The Mind of God

Nov 26, 2012

Over the last year or so I have begun to think that God is the container for all creation; that everything exists in the Mind of God which created this entire, interrelated universe and continues to create.  What do I mean by mind? To me there is an intelligence that plotted out the infinite variety of species and phyla, etc., a mind that could create 250,000 kinds of beetles, or maybe just the original beetle with the infinite, innate capability to morph and adapt over millions of years as the environment dictated into as many varieties that now thrive on earth. That mind created not just whatever exists on our planet, but also for the unknown number of planets in the universe that sustain life.

 It’s easy to see Intelligence in the universe, in the thoughtful plan of interconnectivity, in the rhythmic operation of the spheres, in he interdependence of species here on earth, in the provision of everything that is needed to sustain life. We see it in the laws that undergird the physical universe or even the a beauty in the design of an ear of a new born baby.

 The mind of God that could plan elaborate, interrelated interdependent species who could live and thrive in an environment like ours has to be amazingly complex and probably infinite in capabilities.  That infinite mind contains all the things it created. The proof of this to me is in the spiritual practices that bring us closer to God. We are not creating a relationship from nothing, we are discovering the relationship that already exists. We just need to pay attention and bring it to consciousness. Then we can begin to see what is already true: that God is closer to us than our own skin, is involved in our lives in myriad ways, and wants to be in a mutual relationship with us.

 The word vast just begins to suggest how immense that mind has to be.
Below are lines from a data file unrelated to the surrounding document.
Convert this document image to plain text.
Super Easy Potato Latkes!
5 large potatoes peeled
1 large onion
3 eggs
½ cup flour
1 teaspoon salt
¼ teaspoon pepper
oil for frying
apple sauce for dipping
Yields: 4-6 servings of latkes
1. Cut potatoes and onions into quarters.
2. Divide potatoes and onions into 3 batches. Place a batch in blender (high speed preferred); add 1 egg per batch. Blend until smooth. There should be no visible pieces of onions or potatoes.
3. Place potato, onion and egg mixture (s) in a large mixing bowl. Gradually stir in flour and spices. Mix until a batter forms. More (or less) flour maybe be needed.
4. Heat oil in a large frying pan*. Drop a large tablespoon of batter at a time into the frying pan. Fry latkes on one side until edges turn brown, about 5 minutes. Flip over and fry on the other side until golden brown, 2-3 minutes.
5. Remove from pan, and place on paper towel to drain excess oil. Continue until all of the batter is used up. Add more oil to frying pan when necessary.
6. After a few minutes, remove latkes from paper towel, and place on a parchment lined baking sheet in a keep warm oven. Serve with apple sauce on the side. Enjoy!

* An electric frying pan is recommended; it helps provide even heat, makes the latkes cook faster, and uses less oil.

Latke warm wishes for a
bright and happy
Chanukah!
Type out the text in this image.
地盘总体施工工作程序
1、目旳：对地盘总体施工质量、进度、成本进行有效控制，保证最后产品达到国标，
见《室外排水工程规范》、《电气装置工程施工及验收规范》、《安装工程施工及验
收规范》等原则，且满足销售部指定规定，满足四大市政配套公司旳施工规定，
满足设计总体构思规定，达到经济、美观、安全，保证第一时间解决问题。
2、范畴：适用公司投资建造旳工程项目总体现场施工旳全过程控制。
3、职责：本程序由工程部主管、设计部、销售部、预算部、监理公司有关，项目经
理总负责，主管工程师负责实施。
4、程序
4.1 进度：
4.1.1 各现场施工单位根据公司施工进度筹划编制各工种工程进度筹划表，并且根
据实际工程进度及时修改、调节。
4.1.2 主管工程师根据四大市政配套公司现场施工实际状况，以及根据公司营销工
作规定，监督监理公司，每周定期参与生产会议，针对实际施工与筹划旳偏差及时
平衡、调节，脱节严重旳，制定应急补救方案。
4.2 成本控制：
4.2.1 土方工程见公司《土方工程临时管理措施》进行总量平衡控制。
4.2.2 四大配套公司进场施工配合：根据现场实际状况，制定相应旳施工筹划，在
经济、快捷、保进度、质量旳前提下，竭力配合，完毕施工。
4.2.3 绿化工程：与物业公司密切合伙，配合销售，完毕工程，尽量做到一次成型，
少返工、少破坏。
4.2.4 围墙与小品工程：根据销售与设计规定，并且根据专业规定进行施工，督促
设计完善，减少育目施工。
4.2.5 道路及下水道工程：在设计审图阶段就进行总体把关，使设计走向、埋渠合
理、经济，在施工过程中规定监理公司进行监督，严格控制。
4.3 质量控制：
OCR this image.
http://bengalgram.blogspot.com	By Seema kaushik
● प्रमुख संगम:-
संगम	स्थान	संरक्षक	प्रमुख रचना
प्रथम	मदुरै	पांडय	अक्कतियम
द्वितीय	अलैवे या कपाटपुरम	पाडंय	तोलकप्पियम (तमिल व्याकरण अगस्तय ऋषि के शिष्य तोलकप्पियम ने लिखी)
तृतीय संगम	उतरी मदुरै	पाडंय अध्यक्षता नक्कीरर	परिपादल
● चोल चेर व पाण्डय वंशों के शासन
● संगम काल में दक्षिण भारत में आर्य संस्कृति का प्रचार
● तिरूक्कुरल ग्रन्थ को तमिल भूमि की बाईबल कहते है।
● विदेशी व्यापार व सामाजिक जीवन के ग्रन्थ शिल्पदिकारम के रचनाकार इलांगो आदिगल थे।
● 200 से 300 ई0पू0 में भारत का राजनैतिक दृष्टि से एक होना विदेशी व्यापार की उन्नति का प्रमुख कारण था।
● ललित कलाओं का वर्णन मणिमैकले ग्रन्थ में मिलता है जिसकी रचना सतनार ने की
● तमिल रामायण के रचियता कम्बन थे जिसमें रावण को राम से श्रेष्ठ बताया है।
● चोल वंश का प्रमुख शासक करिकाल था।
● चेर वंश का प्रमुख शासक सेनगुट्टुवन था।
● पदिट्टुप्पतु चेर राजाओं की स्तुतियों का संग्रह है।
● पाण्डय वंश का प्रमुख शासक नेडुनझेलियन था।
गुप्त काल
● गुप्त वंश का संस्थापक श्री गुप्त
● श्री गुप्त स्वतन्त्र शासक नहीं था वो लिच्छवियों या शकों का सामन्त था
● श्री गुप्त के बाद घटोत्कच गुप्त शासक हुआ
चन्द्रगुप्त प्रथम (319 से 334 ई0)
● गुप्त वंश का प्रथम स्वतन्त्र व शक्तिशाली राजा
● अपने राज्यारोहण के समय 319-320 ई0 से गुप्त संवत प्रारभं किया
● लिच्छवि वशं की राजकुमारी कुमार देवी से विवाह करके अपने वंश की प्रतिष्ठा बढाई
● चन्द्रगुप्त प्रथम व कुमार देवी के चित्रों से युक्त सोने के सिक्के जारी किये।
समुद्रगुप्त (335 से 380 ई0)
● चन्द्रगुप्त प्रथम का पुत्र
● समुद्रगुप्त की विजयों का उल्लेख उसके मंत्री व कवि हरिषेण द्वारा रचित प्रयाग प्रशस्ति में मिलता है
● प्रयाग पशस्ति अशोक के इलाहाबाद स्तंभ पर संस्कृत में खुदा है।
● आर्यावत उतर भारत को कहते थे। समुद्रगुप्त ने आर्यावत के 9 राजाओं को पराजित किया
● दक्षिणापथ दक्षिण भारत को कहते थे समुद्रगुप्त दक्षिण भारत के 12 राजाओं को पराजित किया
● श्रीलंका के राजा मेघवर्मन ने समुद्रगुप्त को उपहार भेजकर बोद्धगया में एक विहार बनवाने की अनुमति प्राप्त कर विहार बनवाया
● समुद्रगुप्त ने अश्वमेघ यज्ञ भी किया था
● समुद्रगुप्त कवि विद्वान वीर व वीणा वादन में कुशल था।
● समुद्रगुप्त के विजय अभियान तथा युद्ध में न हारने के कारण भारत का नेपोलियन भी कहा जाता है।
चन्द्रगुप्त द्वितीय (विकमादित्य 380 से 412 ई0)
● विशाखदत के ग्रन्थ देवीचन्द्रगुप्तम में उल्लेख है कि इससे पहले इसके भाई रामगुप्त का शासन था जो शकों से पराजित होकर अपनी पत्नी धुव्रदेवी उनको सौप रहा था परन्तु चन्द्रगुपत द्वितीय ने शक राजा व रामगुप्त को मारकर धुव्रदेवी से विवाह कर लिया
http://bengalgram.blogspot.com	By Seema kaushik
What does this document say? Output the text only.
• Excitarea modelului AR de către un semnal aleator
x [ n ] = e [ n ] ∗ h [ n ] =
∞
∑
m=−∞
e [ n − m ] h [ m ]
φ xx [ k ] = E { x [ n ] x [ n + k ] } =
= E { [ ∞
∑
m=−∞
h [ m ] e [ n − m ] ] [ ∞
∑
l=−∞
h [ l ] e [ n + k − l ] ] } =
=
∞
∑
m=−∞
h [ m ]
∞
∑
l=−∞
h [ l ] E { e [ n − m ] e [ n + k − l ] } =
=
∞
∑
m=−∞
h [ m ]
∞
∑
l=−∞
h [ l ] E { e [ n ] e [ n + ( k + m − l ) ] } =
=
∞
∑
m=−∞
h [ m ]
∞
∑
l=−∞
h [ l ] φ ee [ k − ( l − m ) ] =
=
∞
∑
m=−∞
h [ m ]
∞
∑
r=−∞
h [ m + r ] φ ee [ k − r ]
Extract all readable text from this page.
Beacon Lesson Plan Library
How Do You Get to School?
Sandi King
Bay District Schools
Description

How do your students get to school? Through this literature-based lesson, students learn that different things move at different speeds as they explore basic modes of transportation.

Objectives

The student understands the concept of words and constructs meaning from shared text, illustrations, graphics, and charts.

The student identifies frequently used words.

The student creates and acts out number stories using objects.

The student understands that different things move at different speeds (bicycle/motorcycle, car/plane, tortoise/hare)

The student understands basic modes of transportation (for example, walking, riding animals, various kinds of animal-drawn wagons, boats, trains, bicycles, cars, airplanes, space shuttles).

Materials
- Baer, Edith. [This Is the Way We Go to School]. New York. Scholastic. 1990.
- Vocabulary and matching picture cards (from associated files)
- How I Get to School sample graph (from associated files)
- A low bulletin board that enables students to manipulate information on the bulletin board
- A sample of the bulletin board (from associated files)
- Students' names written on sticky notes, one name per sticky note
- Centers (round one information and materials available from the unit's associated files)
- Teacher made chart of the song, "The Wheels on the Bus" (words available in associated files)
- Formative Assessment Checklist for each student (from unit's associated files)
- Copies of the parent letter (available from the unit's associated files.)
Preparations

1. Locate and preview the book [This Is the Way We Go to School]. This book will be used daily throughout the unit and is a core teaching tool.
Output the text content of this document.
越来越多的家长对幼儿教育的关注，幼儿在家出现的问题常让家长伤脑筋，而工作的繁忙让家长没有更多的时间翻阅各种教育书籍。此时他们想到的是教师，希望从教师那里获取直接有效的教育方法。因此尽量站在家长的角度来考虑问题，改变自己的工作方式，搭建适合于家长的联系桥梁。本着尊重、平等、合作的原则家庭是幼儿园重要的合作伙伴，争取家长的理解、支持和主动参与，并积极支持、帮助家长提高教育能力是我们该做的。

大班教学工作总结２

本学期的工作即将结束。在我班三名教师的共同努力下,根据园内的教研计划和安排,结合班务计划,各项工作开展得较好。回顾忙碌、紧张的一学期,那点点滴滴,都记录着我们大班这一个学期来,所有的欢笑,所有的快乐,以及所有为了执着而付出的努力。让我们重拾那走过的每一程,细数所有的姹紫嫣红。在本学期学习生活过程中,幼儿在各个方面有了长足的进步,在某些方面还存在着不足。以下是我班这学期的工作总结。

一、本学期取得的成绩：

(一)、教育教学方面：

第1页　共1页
Tremendously vaster than a super-computer the mind of God is an impossible construct for us to entertain.  For all that we humans claim to know about God, I think the cosmologists come closest to knowing how much is unknown.  They believe that we know 4% of what constitutes the universe—planets, species, rocks, people, stars, asteroids, galaxies—4% is all that we understand.  The rest they call dark matter or dark energy which they know exists, but they don’t know anything more than that. 

 I would suggest that we understand 4% of what God is from the Bible and our experiences of God; the rest is mystery.  Is God the fabric of our lives, the air we breathe, the sun which lights our way, our companion on the way, the essence of who we are, the emotions we feel, what we think? Is God everything that we experience and more—the One who created it all and participates with creation, too? Does he do this dance of life with us? Is she celebrating or suffering with us as the occasion demands? Or is God the remote viewer of all that is?  Is God as close as our hearts and as far away as the ends of the universe?

 Beyond who we think God is lies the truth, beyond what our minds can grasp. Most exciting to me is that when we surrender to another way of thinking about God, he begins to think in expansive, new ways in us. Aren’t we like fish swimming in the ocean who are unaware that water is their home, it’s so the whole of their experience that they are unaware of it? For us, as I proposed above, we live in the mind of God, but are basically unaware of that mind. Until we bring to consciousness all that God is to us, we don’t see that it is God’s mind in which we live, act and have our being. There is no separation between us and God, or between us and other people or us and other parts of creation, because we all are a part of God. We are not spun off at birth into another universe, separate from God; we are living in God.  Until we become aware of all that God is to us, we are just like the fish swimming in, but totally unaware of water.